È “L'olio è progresso” il tema portante dell’edizione numero 12 di Olio Officina Festival. Ideato e diretto da Luigi Caricato, il grande happening internazionale dedicato all’olio extra vergine di oliva e ai “condimenti per il palato e la mente”
si svolgerà dal 2 al 4 marzo 2023 al Palazzo delle Stelline di Milano, ad ingresso libero.
Ma Olio Officina Festival è anche e soprattutto l'occasione per fare una riflessione a tutto tondo sullo stato del comparto oleario che è a un punto di svolta: "l'olivicoltura italiana deve fare un salto culturale e colturale dalla tradizione
al progresso", sostiene Luigi Caricato, ideatore e direttore di OOF.
È questo il momento di decidere se rendere l'olivicoltura italiana competitiva - oltre che per la qualità dell'olio che non si discute - anche per volumi di produzione e per appetibilità, applicando il progresso attraverso la razionalizzazione di
tutte le fasi del processo produttivo, da quella agricola a quella commerciale. La difficile campagna olearia 2022/2023 produrrà infatti solo poco più di 200.000 tonnellate di olio, quando il fabbisogno del nostro paese è di 1 milione di
tonnellate.
Con una olivicoltura che guardi al progresso, accettando il passaggio a un approccio più imprenditoriale, tecnologico e professionale, non si raggiungerebbe l'autosufficienza, ma si potrebbe aumentare di molto la produzione, valorizzandola
adeguatamente sia in Italia che sui mercati esteri.

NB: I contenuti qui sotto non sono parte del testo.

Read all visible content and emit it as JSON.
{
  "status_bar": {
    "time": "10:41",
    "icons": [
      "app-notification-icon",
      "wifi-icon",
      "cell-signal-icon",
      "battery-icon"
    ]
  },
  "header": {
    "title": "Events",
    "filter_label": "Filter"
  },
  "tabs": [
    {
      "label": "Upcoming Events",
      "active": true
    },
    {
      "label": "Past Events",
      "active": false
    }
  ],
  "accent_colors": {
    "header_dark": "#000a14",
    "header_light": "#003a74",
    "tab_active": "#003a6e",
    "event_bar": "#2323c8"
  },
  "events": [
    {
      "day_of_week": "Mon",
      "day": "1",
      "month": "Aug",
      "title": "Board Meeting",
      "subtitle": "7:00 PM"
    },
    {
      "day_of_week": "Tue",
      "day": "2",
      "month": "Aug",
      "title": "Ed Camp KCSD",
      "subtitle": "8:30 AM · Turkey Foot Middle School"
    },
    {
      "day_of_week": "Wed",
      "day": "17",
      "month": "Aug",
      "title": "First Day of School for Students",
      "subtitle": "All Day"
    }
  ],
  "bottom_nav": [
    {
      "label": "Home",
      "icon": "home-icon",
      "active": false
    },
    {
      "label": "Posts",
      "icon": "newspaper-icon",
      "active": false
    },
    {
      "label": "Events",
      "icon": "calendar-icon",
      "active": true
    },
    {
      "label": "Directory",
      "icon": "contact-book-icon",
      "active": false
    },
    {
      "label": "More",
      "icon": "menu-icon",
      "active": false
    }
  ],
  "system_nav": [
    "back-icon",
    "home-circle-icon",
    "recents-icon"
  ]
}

"In Italia troppo spesso le aziende conducono un'olivicoltura tradizionale di bassa densità - con ampie porzioni di terreno non occupate tra un olivo e l'altro - che affonda le radici in un modello colturale, ma anche culturale e sociologico del passato quando l'appezzamento di terreno era la "dispensa" delle famiglie che
da quel terreno traevano il proprio sostentamento: tra gli interfilari degli olivi piantavano cereali, ortaggi, viti, alberi da frutto - spiega Luigi Caricato. Oggi è necessario che gli imprenditori olivicoli italiani, sostenuti da una
adeguata e coerente volontà politica, decidano che cosa vogliano fare "da grandi": se credere in una olivicoltura sistemica, unita, moderna ed economicamente efficiente, oppure produrre olio per diletto".
E i margini operativi ci sono: in Italia la superficie agricola disponibile esiste, e tantissimi sono gli ettari di terreni abbandonati che potrebbero essere resi produttivi. Diventa perciò necessario compiere un nuovo salto culturale e tecnologico, che porti verso una agricoltura di precisione e, là dove possibile, anche a una olivicoltura ad alta densità, sempre rispettosa dell'ambiente e sostenibile, proprio grazie alle tecnologie oggi a disposizione.
C’è urgenza anche di individuare nuove cultivar di olivo, anche in ragione dei drastici cambiamenti climatici che impongono soluzioni diverse, come per esempio delle nuove cultivar di olivo. Occorre che si verifichi ciò che è avvenuto in frutticultura,
un settore produttivo molto attivo nel quale, negli ultimi 53 anni, sono state prodotte oltre 400 nuove varietà, mentre nello stesso lasso di tempo le nuove cultivar di olivo sono state in tutto il mondo solo 14, di cui la metà ottenute soltanto nell’ultimo ventennio.
Il futuro e la salvezza dell’olivicoltura italiana è da riporre nella ricerca e nell’innovazione. Il miglioramento genetico ha cambiato la prospettiva e l’Italia non può certo permettersi di ignorare o snobbare il progresso.